My father had taken up painting after immigrating to this country from Palestine in the late 1940s, and although an amateur, had won a national art award within two years. But the demands of medical practice, raising a large family, and other avocations took their toll. It had been many years since my father's art had been publicly exhibited, and he was tickled.
My father was not a politician, but like any Palestinian living in the United States, he felt obligated to relate his people's experience to American friends. Educated and articulate, he spoke publicly in defense of Palestinian rights, and was a frequent commentator on Middle East events in the local media. Michael, a Jew, was perfectly aware of this side of my father's life. It did nothing to diminish his appreciation of my father's art, nor to inhibit their friendship.
Some weeks later I saw my father sitting, stony faced. He turned to me and whispered: "I just got a call from Michael. My show has been canceled." Michael, it transpired, had been visited by a group from the Sacramento Jewish community. Their message: "If you show Bisharat's art, we will boycott your gallery and close you down."
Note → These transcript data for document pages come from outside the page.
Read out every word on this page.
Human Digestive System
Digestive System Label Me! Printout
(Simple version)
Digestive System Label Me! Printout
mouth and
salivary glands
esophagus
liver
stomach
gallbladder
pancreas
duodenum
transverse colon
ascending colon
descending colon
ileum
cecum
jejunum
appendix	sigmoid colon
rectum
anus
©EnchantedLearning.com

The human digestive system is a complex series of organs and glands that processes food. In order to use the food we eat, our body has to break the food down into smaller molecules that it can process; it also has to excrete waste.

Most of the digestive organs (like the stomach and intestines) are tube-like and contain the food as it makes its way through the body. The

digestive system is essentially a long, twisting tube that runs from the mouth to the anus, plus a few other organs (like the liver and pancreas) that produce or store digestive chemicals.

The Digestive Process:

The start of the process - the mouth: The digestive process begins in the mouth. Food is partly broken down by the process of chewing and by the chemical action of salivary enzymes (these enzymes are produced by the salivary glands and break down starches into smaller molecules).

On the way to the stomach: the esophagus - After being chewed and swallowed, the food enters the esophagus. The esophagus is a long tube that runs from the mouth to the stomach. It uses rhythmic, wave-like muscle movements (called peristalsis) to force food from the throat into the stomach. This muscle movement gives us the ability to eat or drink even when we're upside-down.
Michael may have been as crushed as my father, apologizing: "I just can't risk it — it's my livelihood." The indirect message to my father, of course, was: "If you speak critically of Israel, you will suffer pain." Fortunately, art was not my father's livelihood, and he survived this incident. But a deep sense of outrage never left him.
So when former New York Mayor Edward Koch and Rafael Medoff ask incredulously in a recent commentary critical of President Jimmy Carter's recent book Palestine: Peace not Apartheid "Are Jews suppressing speech?" — or when 14 Carter Center advisory board members resign in protest of the president's positions — the answer, for me, is not so straightforward."